Wonders uses a new engine called Glide Publishers, created by the developers behind the app, to present the content in an extremely simple and fluid fashion. You navigate through a series of thumbnails that, when swiped, expand into text, videos and more in one simple stream. The entire book can be navigated with the upward swipe of a finger.
It looks nothing like an iBook, or even one of Apple’s new fancier textbooks, but it provides an interactive learning experience that is stunningly good. It breaks with both the traditional textbook structure, but also with the entire textbook metaphor, allowing it to deliver a more effective experience on a touch-based tablet. I think that apps like this will become more common as developers and designers are able to leverage more of the gestural language in their apps, unfettered by the UI conventions of the past.

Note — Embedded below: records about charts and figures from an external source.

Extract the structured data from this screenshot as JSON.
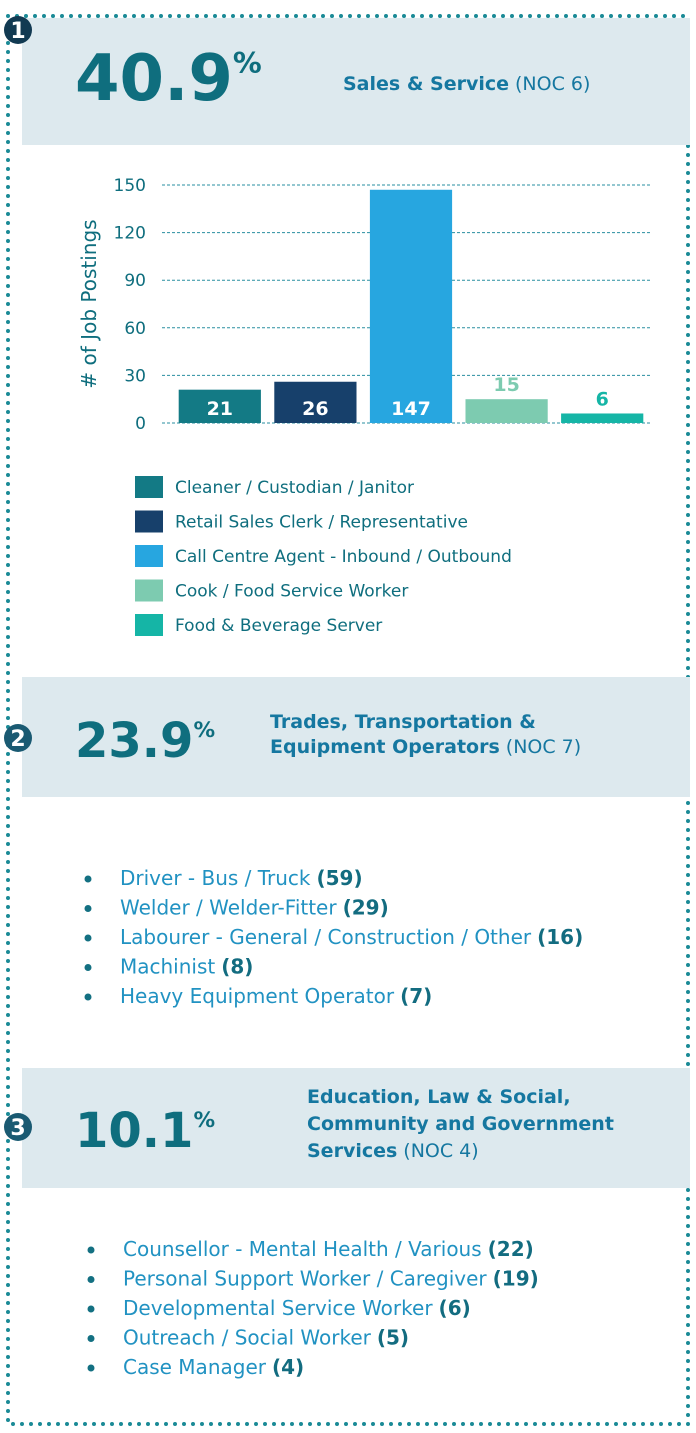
{
  "sections": [
    {
      "number": "1",
      "percent": "40.9",
      "percent_sign": "%",
      "title_lines": [
        "Sales & Service"
      ],
      "code": "(NOC 6)"
    },
    {
      "number": "2",
      "percent": "23.9",
      "percent_sign": "%",
      "title_lines": [
        "Trades, Transportation &",
        "Equipment Operators"
      ],
      "code": "(NOC 7)",
      "items": [
        {
          "label": "Driver - Bus / Truck",
          "count": "(59)"
        },
        {
          "label": "Welder / Welder-Fitter",
          "count": "(29)"
        },
        {
          "label": "Labourer - General / Construction / Other",
          "count": "(16)"
        },
        {
          "label": "Machinist",
          "count": "(8)"
        },
        {
          "label": "Heavy Equipment Operator",
          "count": "(7)"
        }
      ]
    },
    {
      "number": "3",
      "percent": "10.1",
      "percent_sign": "%",
      "title_lines": [
        "Education, Law & Social,",
        "Community and Government",
        "Services"
      ],
      "code": "(NOC 4)",
      "items": [
        {
          "label": "Counsellor - Mental Health / Various",
          "count": "(22)"
        },
        {
          "label": "Personal Support Worker / Caregiver",
          "count": "(19)"
        },
        {
          "label": "Developmental Service Worker",
          "count": "(6)"
        },
        {
          "label": "Outreach / Social Worker",
          "count": "(5)"
        },
        {
          "label": "Case Manager",
          "count": "(4)"
        }
      ]
    }
  ],
  "chart_data": {
    "type": "bar",
    "ylabel": "# of Job Postings",
    "categories": [
      "Cleaner / Custodian / Janitor",
      "Retail Sales Clerk / Representative",
      "Call Centre Agent - Inbound / Outbound",
      "Cook / Food Service Worker",
      "Food & Beverage Server"
    ],
    "values": [
      21,
      26,
      147,
      15,
      6
    ],
    "colors": [
      "#137a85",
      "#17406b",
      "#27a6e0",
      "#7dcbb0",
      "#15b5a6"
    ],
    "ylim": [
      0,
      150
    ],
    "yticks": [
      0,
      30,
      60,
      90,
      120,
      150
    ],
    "grid": true
  }
}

The Wonders app also holds a lesson when it comes to using touch interfaces to create. I spoke to Other Media’s Chris Harris about how they developed it and he shared an anecdote that I found interesting. Because they wanted to get a realtime look at exactly how the universe was shaping up, they actually built the engine so that the planets could be modeled and placed right on the iPad itself in a special developer mode. ”The next time someone tells you that the iPad isn’t for creating,” Harris told me, “just point them at Wonders, because we made pretty much everything right within the app.”
But, despite the success of Wonders, there is a way to go. iPhoto for iPad flies in the face of the prevailing wisdom, which Daring Fireball’s John Gruber summed up well by saying that Apple’s highest priority is obviousness. “That’s why I like the analogy that gestures are to iOS what keyboard shortcuts are to Mac OS,” Gruber writes, “an alternative way to do something as a convenience for advanced users.”
This is absolutely true for much of what Apple does, but it’s definitely not true for iPhoto. Many of its gestures often don’t have any button analogue and don’t act as shortcuts, but instead as the only way to access a feature, like the loupe.
There are some serious problems with the user experience of iPhoto for iPad. It’s awkward in a lot of ways. There are a ton of buttons, for one, and they’re not very well labeled. While the gestures are often cool once you’ve found them, they can be hard to discover. That’s why I think that an app like iPhoto for iPad represents the ‘puberty’ phase of gesture interface maturity. Apple is figuring this thing out along with the rest of us. But I feel that, as an official app, it does show some of that “skating to where the puck will be, not where it is” mentality that we’ve come to expect from them.
Gesture-only or gesture-primary interfaces are a rarity now, a curiosity. But at some point they will be the de-facto standard. Apple knows this, and toddlers prove it. It’s just a matter of time.
I stand by the statements that I made in an article last week about the iPad’s need for a home button. But after thinking about iPhoto for iOS a bit more, I find myself being more friendly to Nick Bilton’s thoughts on Apple’s multitasking gestures taking a larger role in the future. I also saw my two-year-old nephew use the ‘close’ gesture on his dad’s iPad, without having been taught it.
The transformative period, when touch and gestures were new and novel, is coming to an end. We’re beginning to turn the corner in the maturity of touch interfaces and their users both. The language needs to be pushed along, advanced to take full advantage of the familiarity that future generations will have with touch. iPhoto and other apps like it that push the boundaries of how far we can take touch control are a part of that.